The distance between the strips was chosen such that outgrowing temporal and nasal RGC axons came into contact within 24–36 hr. Strips were cut perpendicular to
the temporonasal selleck products axis and thus contained either temporal or nasal RGCs. For the time-lapse analysis, we used a Nikon Eclipse Ti-E inverted microscope and Cool SNAP HQ2 camera. The interaction between temporal and nasal axons was analyzed for 3–10 hr. Pictures were taken with a 10× lens every minute with the entire area between the two strips documented. For this, pictures were taken from overlapping areas and stitched together using NIS software. Routinely, an area of about 4 × 2 mm was recorded.
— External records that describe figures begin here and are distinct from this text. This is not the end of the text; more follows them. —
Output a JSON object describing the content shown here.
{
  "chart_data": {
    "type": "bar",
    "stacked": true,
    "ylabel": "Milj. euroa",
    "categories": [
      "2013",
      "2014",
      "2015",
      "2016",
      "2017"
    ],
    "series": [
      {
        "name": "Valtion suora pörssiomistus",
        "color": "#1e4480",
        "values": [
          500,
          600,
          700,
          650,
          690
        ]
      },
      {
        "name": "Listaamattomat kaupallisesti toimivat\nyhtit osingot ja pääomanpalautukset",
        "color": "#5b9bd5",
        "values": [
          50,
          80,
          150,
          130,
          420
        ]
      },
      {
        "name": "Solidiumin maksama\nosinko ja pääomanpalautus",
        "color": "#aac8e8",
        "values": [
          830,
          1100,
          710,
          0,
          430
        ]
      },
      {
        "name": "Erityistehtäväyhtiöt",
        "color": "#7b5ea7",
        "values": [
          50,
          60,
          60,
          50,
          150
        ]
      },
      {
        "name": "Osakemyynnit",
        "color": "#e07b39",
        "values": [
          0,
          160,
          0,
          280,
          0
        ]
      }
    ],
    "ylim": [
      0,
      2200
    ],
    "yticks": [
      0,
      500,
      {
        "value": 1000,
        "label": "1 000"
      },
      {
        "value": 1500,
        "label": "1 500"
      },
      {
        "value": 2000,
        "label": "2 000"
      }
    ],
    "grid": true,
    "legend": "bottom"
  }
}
For data analysis, the area between nasal Protein Tyrosine Kinase inhibitor and temporal strips was subdivided into 10–18 regions of interest using ImageJ, analyzed individually, and then pooled. We only analyzed axons which could be clearly identified as single growing axons for > 30 min before contact with other axons. Only the first contact was counted for each axon. Furthermore, we only included axons in the analysis which clearly advanced prior to contact and which had a clearly visible growth cone. The interactions were scored as
follows: “0”, no growth cone collapse (axon crosses another axon without growth cone collapse and no/very little change in growth speed) (representative Movie S1); “0.3”, a short transient growth cone collapse after contact and/or a clear slowing down of growth speed, but eventual crossing of the other axon (Movie S2); “0.6”, a full growth cone collapse after contact (Movie these S3); “1”, a full growth cone collapse with a strong retraction of the axon (Movie S4). The recordings were analyzed by two individuals independently and blind to the identity of the class of axons analyzed. Immunohistochemical analysis of frozen sections was performed using standard procedures. Nonspecific interactions were blocked with
1% BSA-TBST, primary antibody solution was applied overnight, and secondary antibody solution was applied for 2 hr, all at room temperature. RNA was extracted from littermate pups on the day of birth using standard protocols. For retina, RNA was extracted from the whole retina of one eye. For SC, RNA was extracted from the central third of the SC from one side. RNA was then reverse transcribed and PCR performed to detect the relative abundance of ephrinA5 expression levels (ephrinA5 FW: TTT GAT GGG TAC AGT GCC TGC GAC; ephrinA5 Rev: AAG CAT CGC CAG GAG GAA CAG TAG) or β-actin (β-actin FW: GAT GAC GAT ATC GCT GCG CTG GTC G; β-actin Rev: GCC TGT GGT ACG ACC AGA GGC ATA CAG) using the following protocol: 94°C, 5 min, 30× (94°C, 1 min; 60°C, 1 min; 72°C, 1 min) followed by 72°C, 10 min. Genomic DNA was extracted using the HotSHOT method (Truett et al., 2000), and genotyping reactions were performed for the presence of ephrinA5 wild-type, KO-first, and floxed alleles as well as rx:cre and en-1:cre alleles.